L’objectif de « Les Maux de Sab » est de donner la parole ou de mettre en lumière des histoires et des combats dont on ne parle pas assez dans le but de faire passer des messages et donner de l’espoir …

J’ai rencontré Manon lors d’une journée caritative, j’ai croisé son chemin comme je croise le chemin d’un grand nombre de personnes, tout comme vous croisez celui d’un grand nombre de personnes tous les jours,  partout où vous allez.

Peut-être ai-je échangé des mots avec elle ? Je ne m’en souviens plus …Son visage? Je ne m’en souviens pas non plus ; cela fait-il de moi une personne désintéressée ? Je ne pense pas !
Vous pensez que si Manon, ce jour-là, m’avait parlé de son problème d’épilepsie
j’aurais retenue son visage? La réponse est : oui plus facilement. On ne va pas se mentir, souvent on ne retient que ce qui fait la différence, c‘est malheureux mais c’est en partie vrai …

Cela ne veut pas dire que je ne me souviens jamais des gens que je croise sans aucune différence ou que je juge, mais les jours comme ce genre d’événements caritatifs on l’on croise beaucoup de monde, où souvent le rythme est dense et l’émotion est forte, notre esprit est un peu partout à la fois…

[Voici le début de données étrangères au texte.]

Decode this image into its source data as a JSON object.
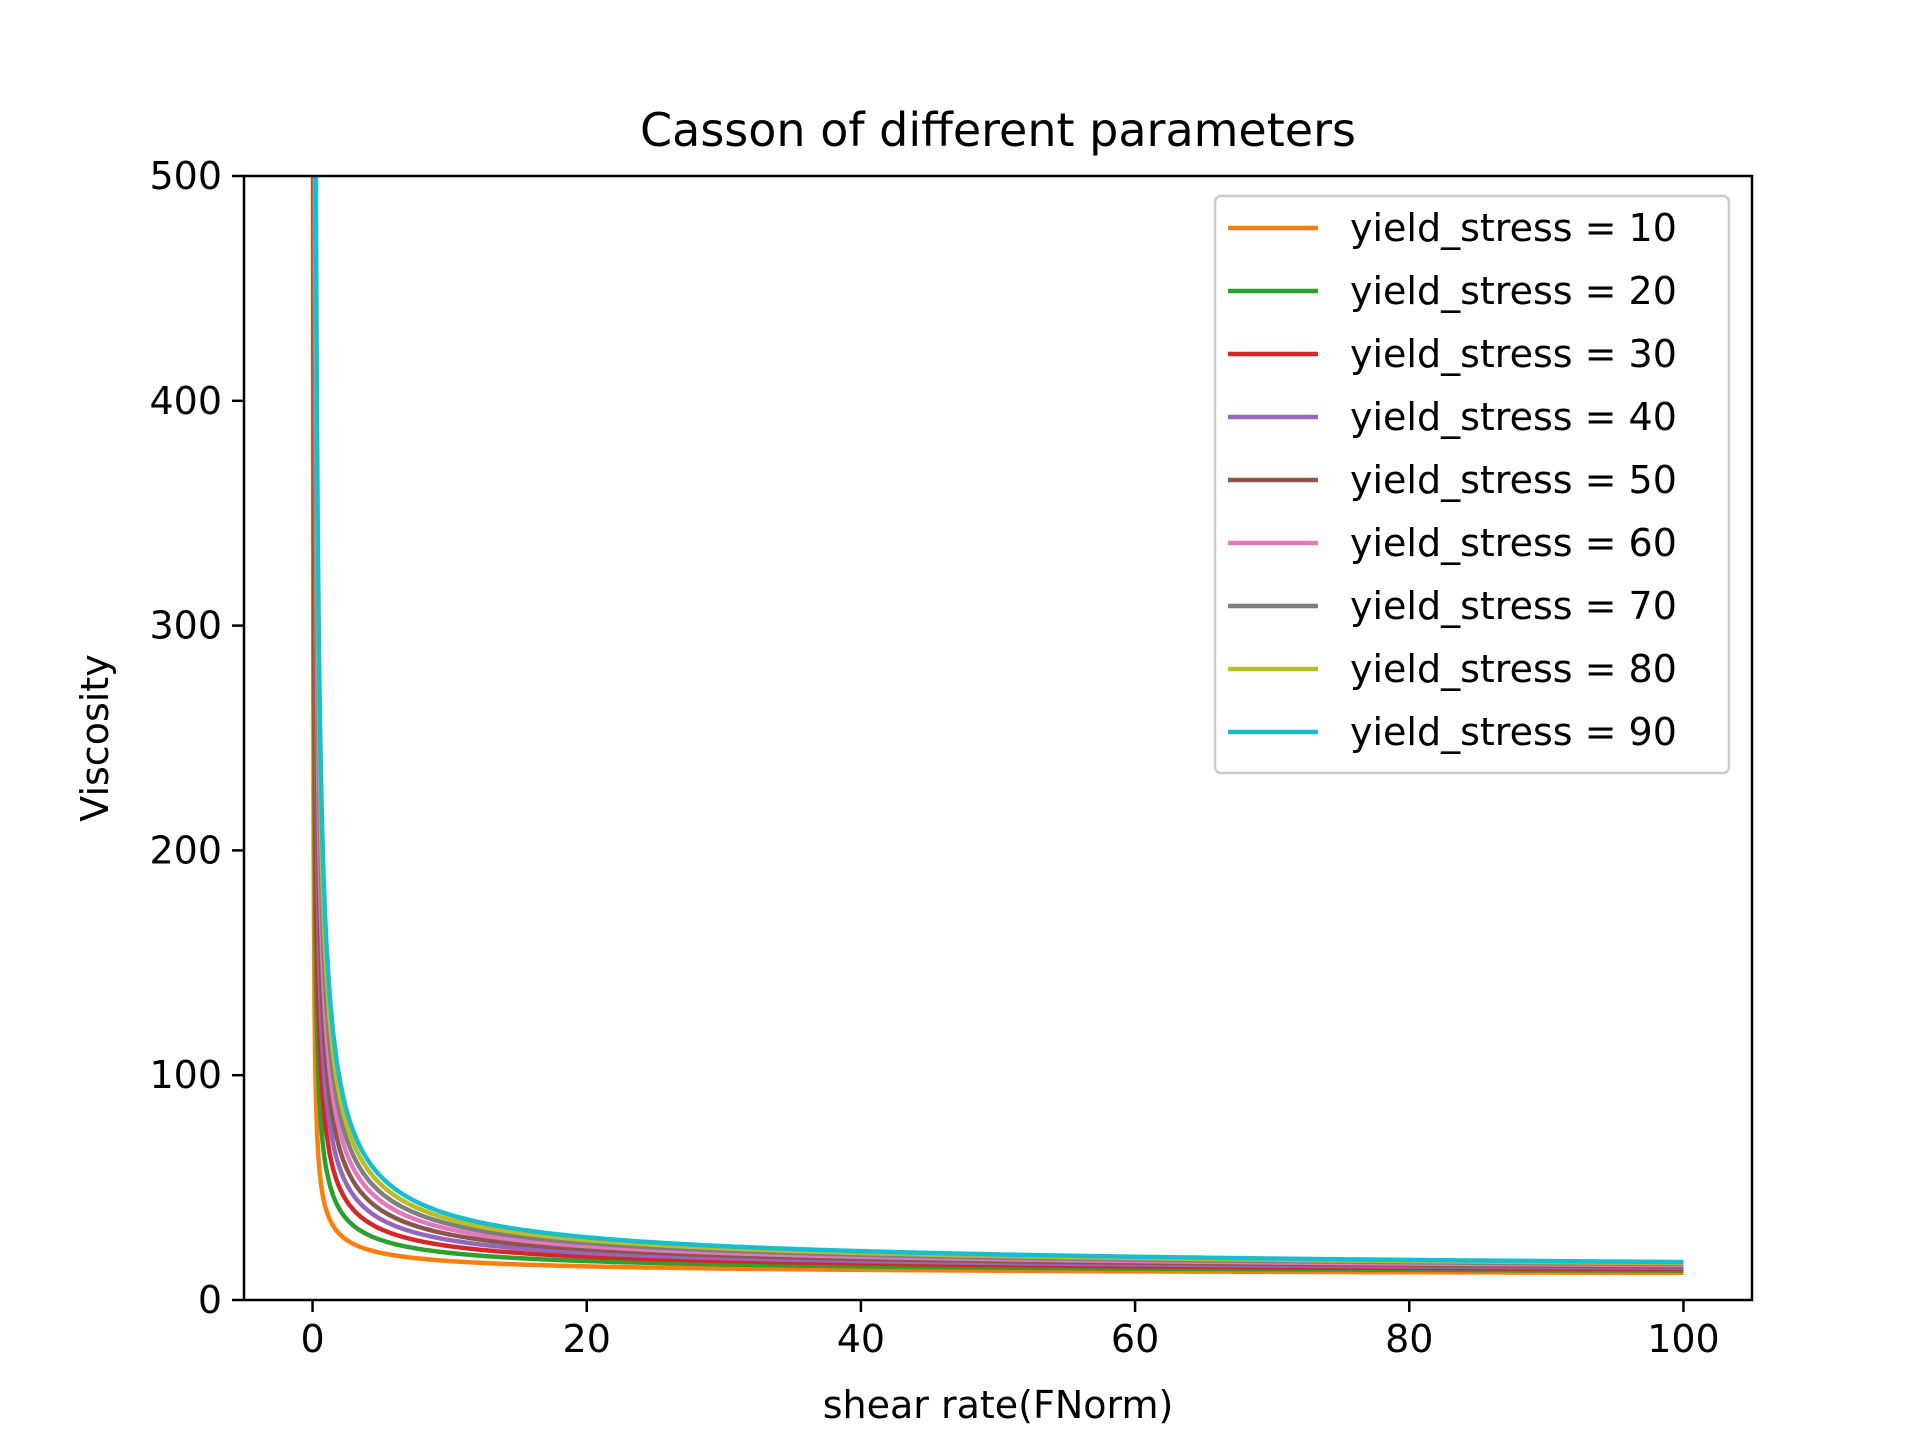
{
  "chart_data": {
    "type": "line",
    "title": "Casson of different parameters",
    "xlabel": "shear rate(FNorm)",
    "ylabel": "Viscosity",
    "xlim": [
      -5,
      105
    ],
    "ylim": [
      0,
      500
    ],
    "xticks": [
      0,
      20,
      40,
      60,
      80,
      100
    ],
    "yticks": [
      0,
      100,
      200,
      300,
      400,
      500
    ],
    "grid": false,
    "legend_position": "upper right",
    "model": "casson",
    "plastic_viscosity": 10,
    "shear_rate_range": [
      0.01,
      100
    ],
    "series": [
      {
        "name": "yield_stress = 10",
        "yield_stress": 10,
        "color": "#ff7f0e"
      },
      {
        "name": "yield_stress = 20",
        "yield_stress": 20,
        "color": "#2ca02c"
      },
      {
        "name": "yield_stress = 30",
        "yield_stress": 30,
        "color": "#d62728"
      },
      {
        "name": "yield_stress = 40",
        "yield_stress": 40,
        "color": "#9467bd"
      },
      {
        "name": "yield_stress = 50",
        "yield_stress": 50,
        "color": "#8c564b"
      },
      {
        "name": "yield_stress = 60",
        "yield_stress": 60,
        "color": "#e377c2"
      },
      {
        "name": "yield_stress = 70",
        "yield_stress": 70,
        "color": "#7f7f7f"
      },
      {
        "name": "yield_stress = 80",
        "yield_stress": 80,
        "color": "#bcbd22"
      },
      {
        "name": "yield_stress = 90",
        "yield_stress": 90,
        "color": "#17becf"
      }
    ]
  }
}
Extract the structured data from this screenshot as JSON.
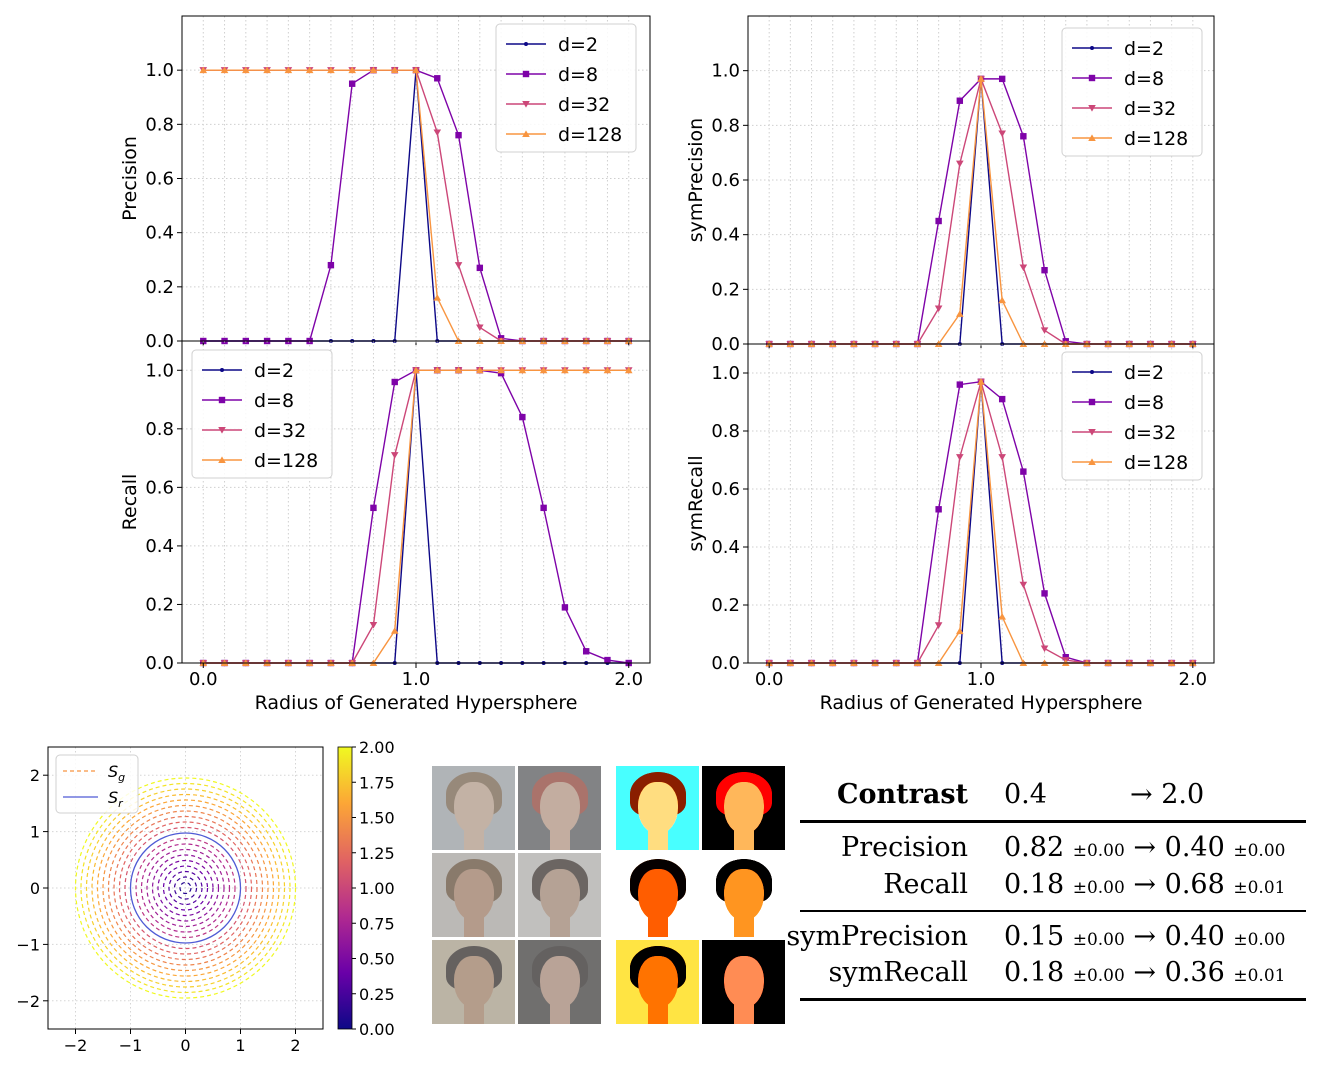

Ce jour là je n’ai pas retenu le visage de Manon qui est une jeune femme comme tout le monde, et puis tant mieux que ce jour-là nous n’ayons pas parlé de ça car dans ce genre de journée où les discutions sont furtives et limitées par le temps, je n’aurais certainement pas bien compris et autant appris de son histoire, alors, bien sûr le réel est mieux que le virtuel mais au moins aujourd’hui, j’en connais bien plus sur l ‘épilepsie:m!

Je me présente, je m’appelle Manon, je vais sur mes vingt et un ans et je vais vous raconter  une histoire. Mon histoire ressemble beaucoup au quotidien de milliers de familles dont un membre est atteint de un ou plusieurs handicaps. Ce qui est important de préciser avant tout, c’est qu’il m‘est très difficile de raconter mon histoire de vive voix car j’ai beaucoup de mal à en parler .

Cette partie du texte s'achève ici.